Producto de la especialización del saber, ambas disciplinas se conciben hoy en día como mundos aparte. Pero basta con examinar algunos hitos de la historia para comprender por qué es imposible imaginar la una sin la otra. En esta columna, Rodrigo Medel, académico e investigador de la Facultad de Ciencias de la U. de Chile, explica cómo la filosofía ha influido en la conceptualización del método científico, y cómo la ciencia crea nuevos objetos de conocimiento que enriquecen la reflexión filosófica.

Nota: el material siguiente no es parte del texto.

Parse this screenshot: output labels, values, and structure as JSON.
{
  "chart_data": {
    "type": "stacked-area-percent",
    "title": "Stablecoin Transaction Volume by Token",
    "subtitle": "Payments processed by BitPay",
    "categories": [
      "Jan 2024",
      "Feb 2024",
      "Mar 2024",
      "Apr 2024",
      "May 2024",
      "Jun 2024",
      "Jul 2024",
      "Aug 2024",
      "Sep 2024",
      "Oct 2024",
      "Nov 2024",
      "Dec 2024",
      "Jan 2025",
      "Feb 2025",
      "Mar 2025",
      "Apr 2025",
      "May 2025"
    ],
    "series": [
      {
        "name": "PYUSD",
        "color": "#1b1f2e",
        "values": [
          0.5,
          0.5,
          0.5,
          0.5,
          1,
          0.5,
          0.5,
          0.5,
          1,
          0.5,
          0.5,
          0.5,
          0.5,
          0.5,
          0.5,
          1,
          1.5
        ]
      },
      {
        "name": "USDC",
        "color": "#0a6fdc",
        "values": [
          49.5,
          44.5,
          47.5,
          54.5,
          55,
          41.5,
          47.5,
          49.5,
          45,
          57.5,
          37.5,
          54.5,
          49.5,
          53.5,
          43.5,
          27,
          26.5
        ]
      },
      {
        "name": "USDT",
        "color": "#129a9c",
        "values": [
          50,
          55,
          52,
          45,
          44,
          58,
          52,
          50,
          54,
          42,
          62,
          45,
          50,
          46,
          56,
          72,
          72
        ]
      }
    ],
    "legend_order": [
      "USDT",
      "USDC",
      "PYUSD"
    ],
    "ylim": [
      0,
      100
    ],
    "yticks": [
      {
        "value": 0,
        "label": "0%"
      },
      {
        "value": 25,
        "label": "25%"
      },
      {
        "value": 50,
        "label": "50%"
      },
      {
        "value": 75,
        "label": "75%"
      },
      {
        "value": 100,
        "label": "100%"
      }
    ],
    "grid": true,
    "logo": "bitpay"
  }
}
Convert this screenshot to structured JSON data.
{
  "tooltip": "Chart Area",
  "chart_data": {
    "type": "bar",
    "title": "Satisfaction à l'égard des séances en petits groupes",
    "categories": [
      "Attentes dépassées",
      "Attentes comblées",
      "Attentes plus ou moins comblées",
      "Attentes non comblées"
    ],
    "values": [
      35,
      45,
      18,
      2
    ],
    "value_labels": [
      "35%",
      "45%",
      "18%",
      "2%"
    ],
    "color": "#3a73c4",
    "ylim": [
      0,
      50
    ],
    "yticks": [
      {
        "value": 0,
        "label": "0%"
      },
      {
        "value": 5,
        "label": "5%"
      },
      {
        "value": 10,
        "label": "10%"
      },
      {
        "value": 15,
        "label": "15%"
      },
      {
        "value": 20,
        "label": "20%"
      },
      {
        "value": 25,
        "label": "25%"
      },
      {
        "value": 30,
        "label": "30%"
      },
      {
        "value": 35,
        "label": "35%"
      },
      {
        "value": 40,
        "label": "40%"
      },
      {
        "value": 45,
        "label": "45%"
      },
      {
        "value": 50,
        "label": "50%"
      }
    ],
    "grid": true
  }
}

Por Rodrigo Medel | Crédito de foto: Marco Bertorello / AFP

La ciencia y la filosofía han compartido desde siempre la pregunta por la composición, estructura y organización del mundo. Desde las tempranas reflexiones presocráticas de la Escuela de Mileto hasta bien avanzado el siglo XVIII, ambos quehaceres se nos presentaban indiferenciados, ya que los descubrimientos de la naturaleza eran usualmente integrados en cosmovisiones filosóficas de mayor alcance. Hoy en día, sin embargo, como resultado de la creciente especialización del saber, la ciencia y la filosofía se conciben como disciplinas con poco en común, donde cada una cuenta con sus propias preguntas y criterios de evaluación, lo que las hace estar alojadas en estamentos diferentes en universidades y centros de pensamiento. Así, una interpretación algo simplista de ambos dominios podría sostener que no comparten actitudes ni propósitos. Sin embargo, tal visión es incorrecta. Basta con examinar algunos hitos de la historia para comprender que no solo no es posible concebir la ciencia sin filosofía, sino que los términos que dictan la aceptación de los descubrimientos científicos dependen de consideraciones filosóficas. Para ejemplificar este punto, me propongo examinar a continuación algunos elementos de la historia de la idea del método científico, probablemente el concepto filosófico que más ha influido en la práctica de la ciencia desde sus orígenes hasta el presente.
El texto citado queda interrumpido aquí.